Radford University professor Dr. Matt Dunleavy presented “Mobile Augmented Reality for Teaching and Learning.” Dunleavy provided examples of how to use augmented reality with students in various learning settings, including outdoor scavenger hunts and environmental monitoring. He emphasized how augmented reality through computer-generated imagery in live-video streams can enhance the perception of the real world and provide students with an engaging learning experience.

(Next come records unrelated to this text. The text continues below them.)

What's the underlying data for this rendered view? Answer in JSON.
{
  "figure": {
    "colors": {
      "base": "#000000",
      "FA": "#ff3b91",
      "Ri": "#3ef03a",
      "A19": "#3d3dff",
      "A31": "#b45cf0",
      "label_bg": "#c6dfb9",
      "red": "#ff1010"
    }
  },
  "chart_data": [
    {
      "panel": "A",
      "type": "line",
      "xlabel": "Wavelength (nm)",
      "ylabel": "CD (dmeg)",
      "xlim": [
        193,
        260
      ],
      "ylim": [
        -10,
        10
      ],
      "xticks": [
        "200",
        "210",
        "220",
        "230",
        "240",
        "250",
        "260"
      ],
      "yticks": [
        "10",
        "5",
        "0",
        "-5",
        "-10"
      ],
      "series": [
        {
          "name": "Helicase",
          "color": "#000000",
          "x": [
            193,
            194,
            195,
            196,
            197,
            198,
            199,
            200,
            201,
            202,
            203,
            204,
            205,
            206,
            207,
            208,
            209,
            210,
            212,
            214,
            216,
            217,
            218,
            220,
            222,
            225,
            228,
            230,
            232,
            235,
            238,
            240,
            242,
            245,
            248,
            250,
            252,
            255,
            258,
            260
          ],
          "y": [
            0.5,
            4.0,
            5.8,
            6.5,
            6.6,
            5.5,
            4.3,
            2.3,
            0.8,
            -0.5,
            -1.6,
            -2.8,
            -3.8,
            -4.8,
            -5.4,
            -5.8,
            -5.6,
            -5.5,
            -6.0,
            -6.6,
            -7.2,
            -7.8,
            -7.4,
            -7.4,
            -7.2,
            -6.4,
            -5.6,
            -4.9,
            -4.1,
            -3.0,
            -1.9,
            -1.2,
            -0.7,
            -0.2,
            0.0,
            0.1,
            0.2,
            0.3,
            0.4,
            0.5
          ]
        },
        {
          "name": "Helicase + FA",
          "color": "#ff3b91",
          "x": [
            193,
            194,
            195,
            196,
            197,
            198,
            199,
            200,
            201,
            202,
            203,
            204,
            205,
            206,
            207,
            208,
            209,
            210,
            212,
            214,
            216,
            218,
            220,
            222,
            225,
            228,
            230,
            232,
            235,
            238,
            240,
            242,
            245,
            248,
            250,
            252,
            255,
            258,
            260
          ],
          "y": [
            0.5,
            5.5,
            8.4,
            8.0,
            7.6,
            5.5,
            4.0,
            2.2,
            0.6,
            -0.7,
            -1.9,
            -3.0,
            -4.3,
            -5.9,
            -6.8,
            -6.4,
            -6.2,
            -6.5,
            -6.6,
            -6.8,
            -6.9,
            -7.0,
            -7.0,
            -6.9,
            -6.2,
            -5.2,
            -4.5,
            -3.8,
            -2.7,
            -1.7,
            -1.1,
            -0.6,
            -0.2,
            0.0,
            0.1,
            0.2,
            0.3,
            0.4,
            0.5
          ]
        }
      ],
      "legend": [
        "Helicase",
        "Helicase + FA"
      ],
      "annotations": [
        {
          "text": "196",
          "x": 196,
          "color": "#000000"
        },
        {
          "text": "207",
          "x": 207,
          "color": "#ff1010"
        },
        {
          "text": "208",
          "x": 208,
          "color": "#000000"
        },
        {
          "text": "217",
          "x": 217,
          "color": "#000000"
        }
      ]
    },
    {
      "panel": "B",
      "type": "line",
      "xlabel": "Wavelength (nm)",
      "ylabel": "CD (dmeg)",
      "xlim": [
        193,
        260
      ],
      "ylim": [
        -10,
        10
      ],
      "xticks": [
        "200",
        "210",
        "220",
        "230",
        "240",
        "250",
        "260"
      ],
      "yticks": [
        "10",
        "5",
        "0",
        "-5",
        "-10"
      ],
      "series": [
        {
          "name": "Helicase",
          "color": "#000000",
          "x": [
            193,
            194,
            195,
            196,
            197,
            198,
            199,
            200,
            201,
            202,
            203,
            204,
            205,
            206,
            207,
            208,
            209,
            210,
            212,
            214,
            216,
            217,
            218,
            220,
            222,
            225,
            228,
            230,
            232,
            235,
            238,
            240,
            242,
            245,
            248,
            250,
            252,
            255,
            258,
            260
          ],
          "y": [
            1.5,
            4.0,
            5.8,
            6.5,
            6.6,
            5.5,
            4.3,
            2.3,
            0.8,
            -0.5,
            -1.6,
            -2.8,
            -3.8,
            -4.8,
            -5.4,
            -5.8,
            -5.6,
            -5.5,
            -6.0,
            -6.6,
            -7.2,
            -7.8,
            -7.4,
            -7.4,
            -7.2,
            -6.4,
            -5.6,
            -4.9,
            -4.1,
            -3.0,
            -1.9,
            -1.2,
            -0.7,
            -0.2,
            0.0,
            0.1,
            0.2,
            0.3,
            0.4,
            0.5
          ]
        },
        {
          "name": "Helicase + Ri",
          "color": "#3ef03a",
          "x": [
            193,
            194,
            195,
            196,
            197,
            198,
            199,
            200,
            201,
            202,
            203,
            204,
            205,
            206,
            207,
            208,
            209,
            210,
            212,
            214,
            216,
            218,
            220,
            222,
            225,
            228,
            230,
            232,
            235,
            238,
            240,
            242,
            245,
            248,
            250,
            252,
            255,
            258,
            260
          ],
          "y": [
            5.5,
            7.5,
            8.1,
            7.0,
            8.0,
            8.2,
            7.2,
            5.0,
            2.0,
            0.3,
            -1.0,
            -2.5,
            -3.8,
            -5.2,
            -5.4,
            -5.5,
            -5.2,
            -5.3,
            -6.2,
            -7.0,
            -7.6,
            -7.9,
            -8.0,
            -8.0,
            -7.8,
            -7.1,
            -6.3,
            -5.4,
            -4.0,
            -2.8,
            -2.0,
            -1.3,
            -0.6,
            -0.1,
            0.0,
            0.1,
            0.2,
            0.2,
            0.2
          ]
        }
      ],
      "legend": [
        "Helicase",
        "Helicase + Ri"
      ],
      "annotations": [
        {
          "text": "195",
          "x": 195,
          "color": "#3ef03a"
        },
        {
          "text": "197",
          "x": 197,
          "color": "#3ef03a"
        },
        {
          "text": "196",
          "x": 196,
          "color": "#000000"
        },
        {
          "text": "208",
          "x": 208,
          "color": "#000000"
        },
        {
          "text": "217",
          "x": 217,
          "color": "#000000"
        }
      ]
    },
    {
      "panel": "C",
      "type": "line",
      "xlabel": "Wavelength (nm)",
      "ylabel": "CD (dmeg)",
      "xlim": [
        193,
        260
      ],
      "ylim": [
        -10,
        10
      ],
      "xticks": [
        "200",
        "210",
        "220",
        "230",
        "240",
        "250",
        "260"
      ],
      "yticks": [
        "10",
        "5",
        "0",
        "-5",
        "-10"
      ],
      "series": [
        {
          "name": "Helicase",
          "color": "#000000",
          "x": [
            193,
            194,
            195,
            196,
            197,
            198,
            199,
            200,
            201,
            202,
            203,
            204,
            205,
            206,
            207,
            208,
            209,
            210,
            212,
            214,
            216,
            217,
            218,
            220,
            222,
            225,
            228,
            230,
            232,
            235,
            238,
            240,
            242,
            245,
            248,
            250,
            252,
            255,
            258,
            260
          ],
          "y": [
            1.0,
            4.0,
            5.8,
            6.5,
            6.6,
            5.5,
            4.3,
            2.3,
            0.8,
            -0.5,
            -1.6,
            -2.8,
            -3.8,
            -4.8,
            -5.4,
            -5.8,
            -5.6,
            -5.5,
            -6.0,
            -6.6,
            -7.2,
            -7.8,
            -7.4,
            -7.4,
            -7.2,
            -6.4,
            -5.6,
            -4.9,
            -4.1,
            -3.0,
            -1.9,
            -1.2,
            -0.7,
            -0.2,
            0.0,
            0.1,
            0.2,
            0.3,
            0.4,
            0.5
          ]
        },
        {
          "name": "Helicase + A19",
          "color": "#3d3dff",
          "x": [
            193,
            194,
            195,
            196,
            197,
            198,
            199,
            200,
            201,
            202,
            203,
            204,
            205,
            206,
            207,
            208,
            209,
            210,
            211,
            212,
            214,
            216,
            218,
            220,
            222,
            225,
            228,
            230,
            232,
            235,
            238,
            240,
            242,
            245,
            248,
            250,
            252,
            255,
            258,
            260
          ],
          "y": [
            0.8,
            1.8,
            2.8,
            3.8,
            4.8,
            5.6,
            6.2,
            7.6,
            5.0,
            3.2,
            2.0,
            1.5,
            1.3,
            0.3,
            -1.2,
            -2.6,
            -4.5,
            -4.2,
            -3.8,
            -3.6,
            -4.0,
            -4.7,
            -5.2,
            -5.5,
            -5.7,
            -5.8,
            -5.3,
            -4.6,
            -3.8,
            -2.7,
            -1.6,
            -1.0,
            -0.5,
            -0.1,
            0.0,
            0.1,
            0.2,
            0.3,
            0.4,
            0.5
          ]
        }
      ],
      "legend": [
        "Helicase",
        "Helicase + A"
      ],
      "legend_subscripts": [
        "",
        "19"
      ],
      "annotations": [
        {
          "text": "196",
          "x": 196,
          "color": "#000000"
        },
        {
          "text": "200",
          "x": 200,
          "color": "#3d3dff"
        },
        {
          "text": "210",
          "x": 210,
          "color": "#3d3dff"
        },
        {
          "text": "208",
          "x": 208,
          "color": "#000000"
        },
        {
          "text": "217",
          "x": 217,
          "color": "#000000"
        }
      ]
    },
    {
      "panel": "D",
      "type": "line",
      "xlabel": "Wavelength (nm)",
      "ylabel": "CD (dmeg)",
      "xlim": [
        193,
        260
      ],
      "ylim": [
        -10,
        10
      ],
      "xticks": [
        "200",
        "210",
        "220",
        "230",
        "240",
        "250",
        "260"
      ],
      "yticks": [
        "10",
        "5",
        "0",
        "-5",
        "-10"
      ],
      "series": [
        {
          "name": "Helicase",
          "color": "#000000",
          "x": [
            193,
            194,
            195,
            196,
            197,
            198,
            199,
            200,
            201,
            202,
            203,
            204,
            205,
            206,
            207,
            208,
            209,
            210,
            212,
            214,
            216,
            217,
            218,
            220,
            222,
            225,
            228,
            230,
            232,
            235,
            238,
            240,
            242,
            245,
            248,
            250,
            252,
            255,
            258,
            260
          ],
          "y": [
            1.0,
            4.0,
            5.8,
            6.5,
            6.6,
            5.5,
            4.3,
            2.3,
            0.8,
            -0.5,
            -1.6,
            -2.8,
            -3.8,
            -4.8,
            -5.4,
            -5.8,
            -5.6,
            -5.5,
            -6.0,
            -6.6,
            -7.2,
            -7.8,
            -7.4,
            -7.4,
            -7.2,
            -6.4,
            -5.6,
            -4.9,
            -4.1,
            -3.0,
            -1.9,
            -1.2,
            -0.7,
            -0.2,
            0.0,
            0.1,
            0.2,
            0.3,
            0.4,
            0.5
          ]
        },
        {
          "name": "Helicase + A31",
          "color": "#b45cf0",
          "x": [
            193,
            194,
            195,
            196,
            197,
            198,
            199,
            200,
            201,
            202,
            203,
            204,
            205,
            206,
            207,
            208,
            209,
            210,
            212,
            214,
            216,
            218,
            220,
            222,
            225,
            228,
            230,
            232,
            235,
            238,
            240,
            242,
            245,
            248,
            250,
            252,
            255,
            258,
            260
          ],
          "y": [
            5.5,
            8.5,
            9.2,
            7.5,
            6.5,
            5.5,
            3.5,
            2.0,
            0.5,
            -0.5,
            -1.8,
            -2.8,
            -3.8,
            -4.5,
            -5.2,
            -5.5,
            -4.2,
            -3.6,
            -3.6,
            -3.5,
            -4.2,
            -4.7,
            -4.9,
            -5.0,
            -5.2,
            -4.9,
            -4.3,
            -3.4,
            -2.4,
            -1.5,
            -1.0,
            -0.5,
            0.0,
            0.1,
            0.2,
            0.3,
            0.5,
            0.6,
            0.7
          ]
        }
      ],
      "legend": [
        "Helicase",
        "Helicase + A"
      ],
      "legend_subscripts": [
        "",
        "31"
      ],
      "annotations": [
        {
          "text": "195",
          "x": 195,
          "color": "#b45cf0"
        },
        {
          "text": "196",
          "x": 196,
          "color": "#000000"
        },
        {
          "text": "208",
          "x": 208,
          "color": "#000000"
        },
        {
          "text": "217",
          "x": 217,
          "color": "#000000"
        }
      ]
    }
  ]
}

John Hendron, webmaster and supervisor of instructional technology for Goochland County Public Schools, demonstrated how to make a series of simple drawings using Logo Draw for iPad. Students can learn the basics of how to program, how to type, and the elementary basics of geometry while having fun drawing using this app. In addition to Logo Draw, Hendron also introduced several free and low-cost apps for the iPad that can foster student excitement in learning and applying various science and mathematics concepts. Another app for use on the iPad, Math Flyer, was presented by Patricia Jacobs and Jennifer Houchins from the Shodor Foundation. Math Flyer is an app that is targeted for older students and focused on using algebraic expressions and functions.
Stephanie Playton, ITTIP instructional design specialist, explained how she used the Smartphone with elementary students on a field trip to the zoo. Students used the phones to document their trip with pictures and text.
Dr. Kevin Kochersberger, research associate professor at Virginia Tech, presented “Smartphone Robotics: Concepts for the Wireless Generation.” Kochersberger presented the Smartphone as a new reality for the robotic generation. The Smartphone, as a flight controller, can be programmed to take sensory input with different applications. The real benefit of the Smartphone is the programming and simulation can be performed everywhere. Bill Wilson, senior technology engineer for SVRTC/ITTIP, demonstrated how a Smartphone app can operate a LEGO Mindstorm robot. Kochersberger inspired the audience with the “Strandbeast” which are creatures made from pvc pipe and powered by wind. The inventor of the Strandbeast is the Dutch artist, Theo Jansen.
Virginia Tech professors Dr. Brenda Brand and Dr. Mary Kasarda presented “Unpacking STEM” in which they shared their concerns about too few U.S. workers with strong backgrounds in STEM. In order to better prepare the workforce, they have created a partnership with the Montgomery County Schools FIRST Robotics high-school team and Virginia Tech. The students work with college engineering students to achieve a higher level of STEM learning.